Tem sempre o dia em que a casa cai. Elas perderam a esperança porque o perdão também cansa de perdoar. Uma sucessão de abusos, de surras causadas pelo ciúme delirante, finalmente encontrou um basta. Seus maridos e namorados ficam enfurecidos, não compreendem a rejeição. Quanto atrevimento! O que foi que mudou? Na lógica deles, vontade própria não existe nas mulheres, portanto a ruptura deve ser por causa de outro. Abstinentes da relação que lhes sustentava a virilidade, decidem lavar a honra ferida: elas não pertencerão a mais ninguém.
Léia, oito tiros; Eliene, marteladas; Caroline, degolada; Karla, 10 tiros; Bruna, grávida de 15 anos, facadas; Joyce, negou-se a ter relações sexuais com o marido bêbado, 16 facadas; Rosilene, 12 facadas; Elisângela, espancada até a morte; Tânia, esfaqueada, asfixiada e colocada na geladeira; Maria da Guia, pauladas; só para citar alguns dos muitos casos de outubro, recolhidos a esmo, espalhados por todo o Brasil. Em todos eles os matadores eram ex-companheiros.
O fim de um amor sempre causa desespero, sentimento de dissolução, perde-se parte de si. Há também a vergonha pública, pois amor e reputação têm seu destino enlaçados. Portanto, homens e mulheres deveriam equivaler-se nas manifestações de despeito, a dor é democrática. Não é o caso: elas se deprimem, podem praticar maldades, maledicência, partilhas litigiosas; já para muitos deles é uma questão de honra, de vida e morte.
Simone de Beauvoir lembrava que o prestígio social da guerra, território masculino, sempre foi maior que o do ato de dar a vida, atributo feminino. Assim, frente à impotência maior de ver-se privado daquela que se julgava possuir, decidir pela sua morte acaba sendo o exercício de um prática milenar.
Nos anos 80, usávamos a frase: “Quem ama não mata”, lembrando que não é aceitável qualquer condescendência com os crimes passionais. Melhoramos um pouco na punição dos assassinos de mulheres, que já gozaram de maior prestígio, acredite. Porém, um dos graves obstáculos na prevenção dos assassinatos de mulheres é a resistência delas, assim como das pessoas ao seu redor, em levar a sério as ameaças que sofrem. Elas acreditam que faz parte do amor e conseguirão reverter a situação. Protegem o agressor como se fosse um filho travesso, são incrédulas frente à letalidade do seu homem. A mulher não tem intimidade com a morte enquanto argumento final, atribuem a eles a capacidade que elas têm de duelar com palavras.
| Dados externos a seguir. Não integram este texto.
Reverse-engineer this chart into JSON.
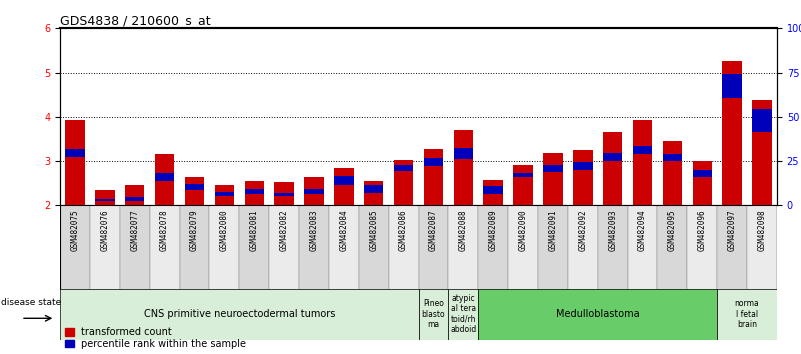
{
  "title": "GDS4838 / 210600_s_at",
  "samples": [
    "GSM482075",
    "GSM482076",
    "GSM482077",
    "GSM482078",
    "GSM482079",
    "GSM482080",
    "GSM482081",
    "GSM482082",
    "GSM482083",
    "GSM482084",
    "GSM482085",
    "GSM482086",
    "GSM482087",
    "GSM482088",
    "GSM482089",
    "GSM482090",
    "GSM482091",
    "GSM482092",
    "GSM482093",
    "GSM482094",
    "GSM482095",
    "GSM482096",
    "GSM482097",
    "GSM482098"
  ],
  "red_values": [
    3.93,
    2.35,
    2.45,
    3.15,
    2.65,
    2.45,
    2.55,
    2.52,
    2.63,
    2.85,
    2.55,
    3.03,
    3.28,
    3.7,
    2.57,
    2.9,
    3.18,
    3.25,
    3.65,
    3.93,
    3.45,
    3.0,
    5.27,
    4.38
  ],
  "blue_heights": [
    0.18,
    0.05,
    0.08,
    0.17,
    0.14,
    0.11,
    0.13,
    0.07,
    0.12,
    0.21,
    0.18,
    0.14,
    0.2,
    0.25,
    0.18,
    0.1,
    0.16,
    0.17,
    0.18,
    0.19,
    0.16,
    0.15,
    0.55,
    0.52
  ],
  "blue_bottoms": [
    3.1,
    2.1,
    2.1,
    2.55,
    2.35,
    2.2,
    2.25,
    2.2,
    2.25,
    2.45,
    2.27,
    2.78,
    2.88,
    3.05,
    2.25,
    2.63,
    2.75,
    2.8,
    3.0,
    3.15,
    3.0,
    2.65,
    4.42,
    3.65
  ],
  "ylim_left": [
    2,
    6
  ],
  "yticks_left": [
    2,
    3,
    4,
    5,
    6
  ],
  "yticks_right": [
    0,
    25,
    50,
    75,
    100
  ],
  "ytick_labels_right": [
    "0",
    "25",
    "50",
    "75",
    "100%"
  ],
  "bar_color_red": "#CC0000",
  "bar_color_blue": "#0000BB",
  "disease_groups": [
    {
      "label": "CNS primitive neuroectodermal tumors",
      "start": 0,
      "end": 12,
      "color": "#D8EED8"
    },
    {
      "label": "Pineo\nblasto\nma",
      "start": 12,
      "end": 13,
      "color": "#D8EED8"
    },
    {
      "label": "atypic\nal tera\ntoid/rh\nabdoid",
      "start": 13,
      "end": 14,
      "color": "#D8EED8"
    },
    {
      "label": "Medulloblastoma",
      "start": 14,
      "end": 22,
      "color": "#68CC68"
    },
    {
      "label": "norma\nl fetal\nbrain",
      "start": 22,
      "end": 24,
      "color": "#D8EED8"
    }
  ],
  "legend_labels": [
    "transformed count",
    "percentile rank within the sample"
  ],
  "disease_state_label": "disease state",
  "cell_colors": [
    "#D8D8D8",
    "#EBEBEB"
  ]
}
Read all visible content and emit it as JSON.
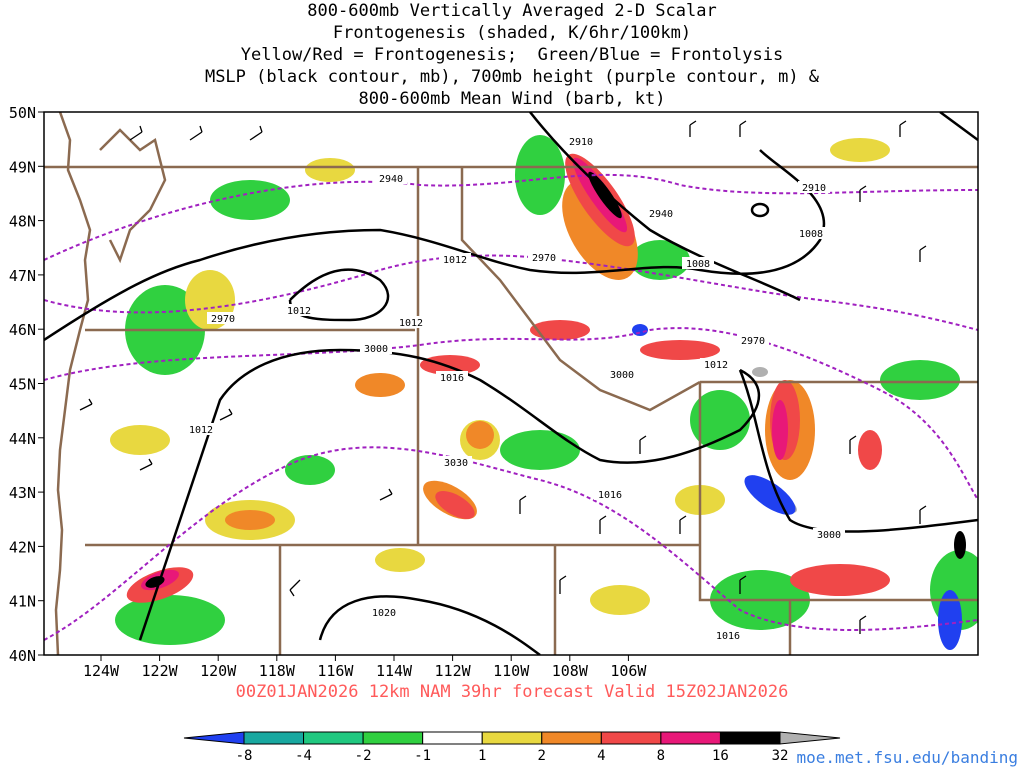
{
  "title_lines": [
    "800-600mb Vertically Averaged 2-D Scalar",
    "Frontogenesis (shaded, K/6hr/100km)",
    "Yellow/Red = Frontogenesis;  Green/Blue = Frontolysis",
    "MSLP (black contour, mb), 700mb height (purple contour, m) &",
    "800-600mb Mean Wind (barb, kt)"
  ],
  "lat_labels": [
    "50N",
    "49N",
    "48N",
    "47N",
    "46N",
    "45N",
    "44N",
    "43N",
    "42N",
    "41N",
    "40N"
  ],
  "lon_labels": [
    "124W",
    "122W",
    "120W",
    "118W",
    "116W",
    "114W",
    "112W",
    "110W",
    "108W",
    "106W"
  ],
  "footer": "00Z01JAN2026 12km NAM 39hr forecast Valid 15Z02JAN2026",
  "source": "moe.met.fsu.edu/banding",
  "colorbar": {
    "labels": [
      "-8",
      "-4",
      "-2",
      "-1",
      "1",
      "2",
      "4",
      "8",
      "16",
      "32"
    ],
    "colors": [
      "#2040f0",
      "#18a8a0",
      "#20c880",
      "#30d040",
      "#ffffff",
      "#e8d840",
      "#f08828",
      "#f04848",
      "#e81878",
      "#000000",
      "#b0b0b0"
    ]
  },
  "contour_labels": {
    "mslp": [
      "1012",
      "1012",
      "1012",
      "1012",
      "1008",
      "1008",
      "1016",
      "1016",
      "1016",
      "1020",
      "1012"
    ],
    "height": [
      "2940",
      "2940",
      "2910",
      "2910",
      "2970",
      "2970",
      "2970",
      "3000",
      "3000",
      "3000",
      "3030"
    ]
  },
  "colors": {
    "height_contour": "#a020c0",
    "mslp_contour": "#000000",
    "border": "#8b6a50",
    "footer": "#ff5a5a",
    "source": "#3a7ee0"
  }
}
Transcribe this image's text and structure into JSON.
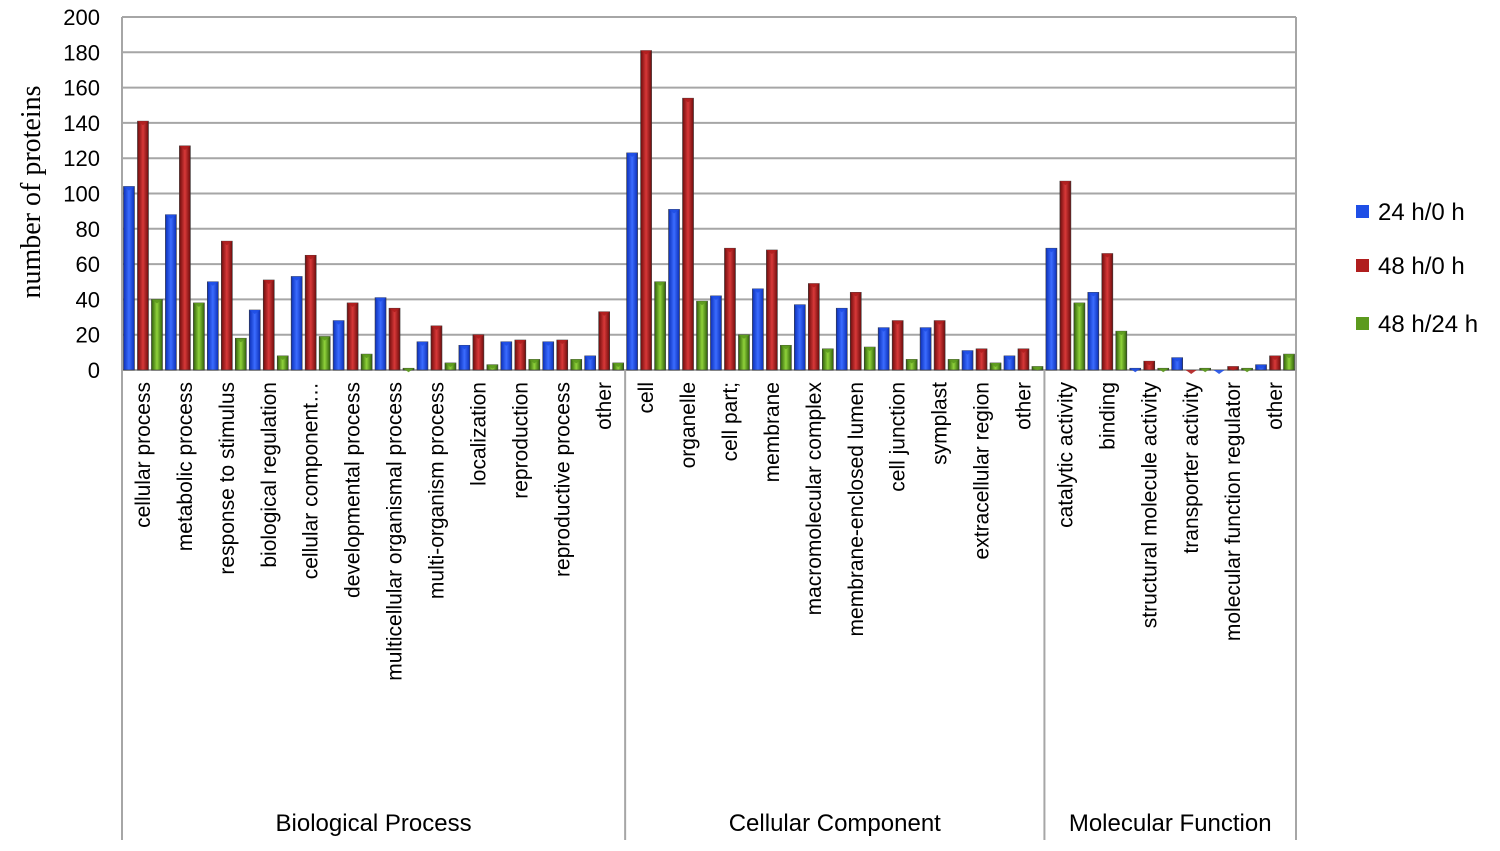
{
  "chart_data": {
    "type": "bar",
    "ylabel": "number of proteins",
    "ylim": [
      0,
      200
    ],
    "yticks": [
      0,
      20,
      40,
      60,
      80,
      100,
      120,
      140,
      160,
      180,
      200
    ],
    "groups": [
      {
        "label": "Biological Process",
        "categories": [
          "cellular process",
          "metabolic process",
          "response to stimulus",
          "biological regulation",
          "cellular component…",
          "developmental process",
          "multicellular organismal process",
          "multi-organism process",
          "localization",
          "reproduction",
          "reproductive process",
          "other"
        ]
      },
      {
        "label": "Cellular Component",
        "categories": [
          "cell",
          "organelle",
          "cell part;",
          "membrane",
          "macromolecular complex",
          "membrane-enclosed lumen",
          "cell junction",
          "symplast",
          "extracellular region",
          "other"
        ]
      },
      {
        "label": "Molecular Function",
        "categories": [
          "catalytic activity",
          "binding",
          "structural molecule activity",
          "transporter activity",
          "molecular function regulator",
          "other"
        ]
      }
    ],
    "series": [
      {
        "name": "24 h/0 h",
        "color": "#1f4fe6",
        "values": [
          104,
          88,
          50,
          34,
          53,
          28,
          41,
          16,
          14,
          16,
          16,
          8,
          123,
          91,
          42,
          46,
          37,
          35,
          24,
          24,
          11,
          8,
          69,
          44,
          1,
          7,
          0,
          3
        ]
      },
      {
        "name": "48 h/0 h",
        "color": "#b01e1e",
        "values": [
          141,
          127,
          73,
          51,
          65,
          38,
          35,
          25,
          20,
          17,
          17,
          33,
          181,
          154,
          69,
          68,
          49,
          44,
          28,
          28,
          12,
          12,
          107,
          66,
          5,
          0,
          2,
          8
        ]
      },
      {
        "name": "48 h/24 h",
        "color": "#5c9a1e",
        "values": [
          40,
          38,
          18,
          8,
          19,
          9,
          1,
          4,
          3,
          6,
          6,
          4,
          50,
          39,
          20,
          14,
          12,
          13,
          6,
          6,
          4,
          2,
          38,
          22,
          1,
          1,
          1,
          9
        ]
      }
    ]
  }
}
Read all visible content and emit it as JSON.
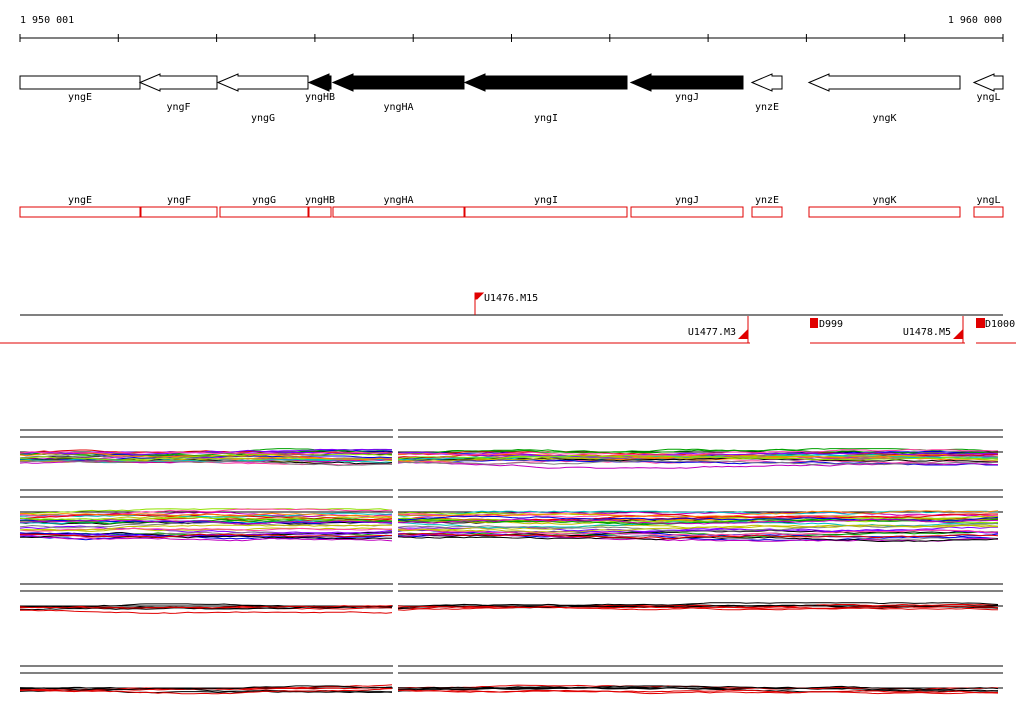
{
  "ruler": {
    "start": "1 950 001",
    "end": "1 960 000"
  },
  "genes": [
    {
      "label": "yngE"
    },
    {
      "label": "yngF"
    },
    {
      "label": "yngG"
    },
    {
      "label": "yngHB"
    },
    {
      "label": "yngHA"
    },
    {
      "label": "yngI"
    },
    {
      "label": "yngJ"
    },
    {
      "label": "ynzE"
    },
    {
      "label": "yngK"
    },
    {
      "label": "yngL"
    }
  ],
  "transcripts": [
    {
      "label": "yngE"
    },
    {
      "label": "yngF"
    },
    {
      "label": "yngG"
    },
    {
      "label": "yngHB"
    },
    {
      "label": "yngHA"
    },
    {
      "label": "yngI"
    },
    {
      "label": "yngJ"
    },
    {
      "label": "ynzE"
    },
    {
      "label": "yngK"
    },
    {
      "label": "yngL"
    }
  ],
  "markers": [
    {
      "label": "U1476.M15"
    },
    {
      "label": "U1477.M3"
    },
    {
      "label": "D999"
    },
    {
      "label": "U1478.M5"
    },
    {
      "label": "D1000"
    }
  ]
}
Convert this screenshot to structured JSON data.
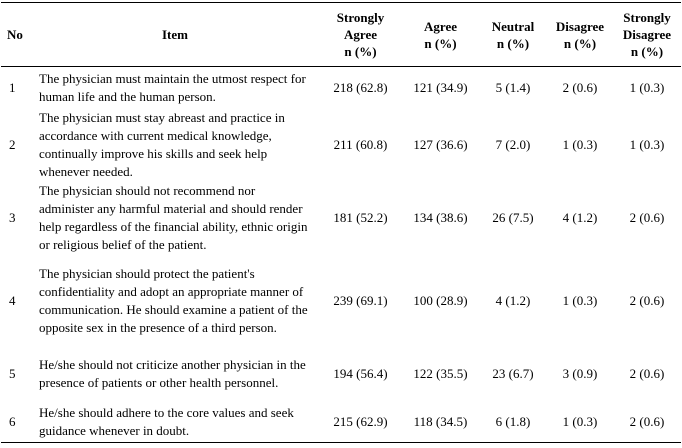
{
  "table": {
    "header": [
      {
        "label": "No"
      },
      {
        "label": "Item"
      },
      {
        "label": "Strongly Agree",
        "unit": "n (%)"
      },
      {
        "label": "Agree",
        "unit": "n (%)"
      },
      {
        "label": "Neutral",
        "unit": "n (%)"
      },
      {
        "label": "Disagree",
        "unit": "n (%)"
      },
      {
        "label": "Strongly Disagree",
        "unit": "n (%)"
      }
    ],
    "rows": [
      [
        "1",
        "The physician must maintain the utmost respect for human life and the human person.",
        "218 (62.8)",
        "121 (34.9)",
        "5 (1.4)",
        "2 (0.6)",
        "1 (0.3)"
      ],
      [
        "2",
        "The physician must stay abreast and practice in accordance with current medical knowledge, continually improve his skills and seek help whenever needed.",
        "211 (60.8)",
        "127 (36.6)",
        "7 (2.0)",
        "1 (0.3)",
        "1 (0.3)"
      ],
      [
        "3",
        "The physician should not recommend nor administer any harmful material and should render help regardless of the financial ability, ethnic origin or religious belief of the patient.",
        "181 (52.2)",
        "134 (38.6)",
        "26 (7.5)",
        "4 (1.2)",
        "2 (0.6)"
      ],
      [
        "4",
        "The physician should protect the patient's confidentiality and adopt an appropriate manner of communication. He should examine a patient of the opposite sex in the presence of a third person.",
        "239 (69.1)",
        "100 (28.9)",
        "4 (1.2)",
        "1 (0.3)",
        "2 (0.6)"
      ],
      [
        "5",
        "He/she should not criticize another physician in the presence of patients or other health personnel.",
        "194 (56.4)",
        "122 (35.5)",
        "23 (6.7)",
        "3 (0.9)",
        "2 (0.6)"
      ],
      [
        "6",
        "He/she should adhere to the core values and seek guidance whenever in doubt.",
        "215 (62.9)",
        "118 (34.5)",
        "6 (1.8)",
        "1 (0.3)",
        "2 (0.6)"
      ]
    ]
  }
}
Nossas leis são melhores na teoria do que a prática. O amor, em sua face possessiva e descontrolada, continua sendo um serial killer de mulheres. Isso é assim porque no fundo ainda se espera que a mulher se apegue à relação acima de tudo, que ela exerça seu poder através da entrega. São restos, ainda ativos, de um tempo em extinção. O segredo para a erradicação da violência está num trabalho com as potenciais vítimas: é preciso que elas acreditem que serão apoiadas, que maus-tratos são inadmissíveis, que correm riscos e não devem morrer. Nunca mais.